Ones responses can push one into conflict but the wise person sooner or later realises that there are some fights one cannot win. Me and Mohd. Ali would never have sold a single ticket - except maybe a few to my enemies. Sure, we all make enemies. These fights need not be physical; could be your boss is trying to find reasons to get rid of you without involving an employment tribunal. Every day he finds something or other to ring your bell. Keep that up long enough and the stress will rise up like acid reflux.

When that happens, you are fighting on both fronts. His mental torments increase the stress. The stress feeds on the body and manifests itself physically. Then one gets into that downwards helter-skelter where the landing is depression. Then one is in the Hall of Distorting Mirrors.

So, maybe one should recognise that there are some battles that cannot be won. If that can be achieved without too much retrospection as to whether it is because one is too weak, or the opponent is overwhelmingly strong then the answer must be to give up the fight. That can be an incredibly difficult response; especially if one has led the sort of life where fighting for one's soul or sanity has been rare. Maybe you have won every other battle that has faced - I do not think there are many such people who combine honesty with self-recollection.

The tactics of giving up are not simple - not just a case of picking up your jacket and walking away. Saving face as in getting an in-lieu payment by undertaking to stay away from Tribunals. Undertakings from an employer that they will be constructive in any references. Maybe even something simple as a handshake and a shrug. I have dealt with circumstances where an end to naked and aggressive confrontational debate has led to calmer negotiations that led to a outcome that would have avoided all the aggro anyway.

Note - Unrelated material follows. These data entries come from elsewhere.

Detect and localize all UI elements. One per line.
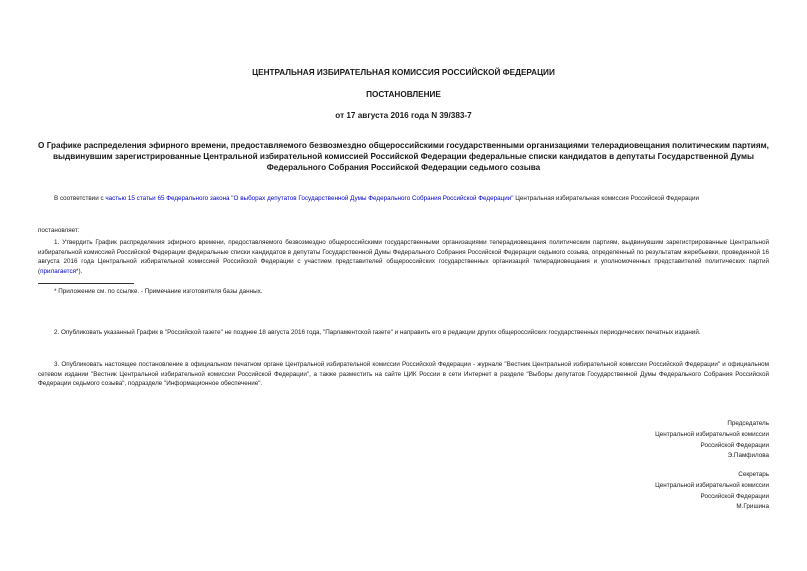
chair-org-line-1: Центральной избирательной комиссии [655,430,769,438]
preamble-paragraph [38,194,769,204]
chair-signature-block [655,419,769,462]
preamble-text-before: В соответствии с [54,195,106,202]
item-1-paragraph [38,238,769,276]
item-1-text-after: *). [76,267,83,275]
item-3-paragraph: 3. Опубликовать настоящее постановление в официальном печатном органе Центральной избирательной комиссии Российской Федерации - журнале "Вестник Центральной избирательной комиссии Российской Федерации" и официальном сетевом издании "Вестник Центральной избирательной комиссии Российской Федерации", а также разместить на сайте ЦИК России в сети Интернет в разделе "Выборы депутатов Государственной Думы Федерального Собрания Российской Федерации седьмого созыва", подразделе "Информационное обеспечение". [38,361,769,388]
item-2-paragraph: 2. Опубликовать указанный График в "Российской газете" не позднее 18 августа 2016 года, "Парламентской газете" и направить его в редакции других общероссийских государственных периодических печатных изданий. [54,329,701,336]
chair-org-line-2: Российской Федерации [700,441,769,449]
secretary-role: Секретарь [738,471,769,478]
date-number-heading: от 17 августа 2016 года N 39/383-7 [335,111,472,120]
chair-name: Э.Памфилова [727,452,769,460]
preamble-text-after: Центральная избирательная комиссия Российской Федерации [513,195,699,202]
law-article-link[interactable]: частью 15 статьи 65 Федерального закона "О выборах депутатов Государственной Думы Федерального Собрания Российской Федерации" [105,195,514,202]
secretary-org-line-1: Центральной избирательной комиссии [655,481,769,489]
footnote: * Приложение см. по ссылке. - Примечание изготовителя базы данных. [54,288,263,295]
secretary-signature-block [655,470,769,513]
chair-role: Председатель [727,420,769,427]
document-title: О Графике распределения эфирного времени, предоставляемого безвозмездно общероссийскими государственными организациями телерадиовещания политическим партиям, выдвинувшим зарегистрированные Центральной избирательной комиссией Российской Федерации федеральные списки кандидатов в депутаты Государственной Думы Федерального Собрания Российской Федерации седьмого созыва [38,141,769,172]
item-1-text-before: 1. Утвердить График распределения эфирного времени, предоставляемого безвозмездно общероссийскими государственными организациями телерадиовещания политическим партиям, выдвинувшим зарегистрированные Центральной избирательной комиссией Российской Федерации федеральные списки кандидатов в депутаты Государственной Думы Федерального Собрания Российской Федерации седьмого созыва, определенный по результатам жеребьевки, проведенной 16 августа 2016 года Центральной избирательной комиссией Российской Федерации с участием представителей общероссийских государственных организаций телерадиовещания и уполномоченных представителей политических партий ( [38,239,769,275]
resolves-text: постановляет: [38,227,80,234]
secretary-name: М.Гришина [736,503,769,511]
document-type-heading: ПОСТАНОВЛЕНИЕ [366,90,441,99]
secretary-org-line-2: Российской Федерации [700,492,769,500]
attachment-link[interactable]: прилагается [40,267,77,275]
footnote-divider [38,283,134,284]
commission-heading: ЦЕНТРАЛЬНАЯ ИЗБИРАТЕЛЬНАЯ КОМИССИЯ РОССИЙСКОЙ ФЕДЕРАЦИИ [252,68,555,77]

The alternative has to be sinking into depression and loss of any positive self-image where one spends time in pointless self-justification. Think of where depression leads - it is not a top ten tourist spot. It seems guaranteed that once bitten - one is forever in thrall. Seemingly normal everyday life runs up against some sort of flashback and one is in the snake-pit again.

I have avoided links. I never found anything written to which I fully relate and the best insight I was ever given was that it cannot be cured: merely alleviated. Drugs were of minimal aid - self-doubt and negative feelings came about every time I opened the container.

It is this seemingly invincible power that has convinced me that there are wars one cannot win and should not be entered into. Now - I still fight and resist. But only so far. Then it is down to the mental equivalent of voodoo dolls and needles.

If you have difficulty sourcing voodoo dolls, drop me a line. I've got drawers full all part used where the pins have killed off my concerns!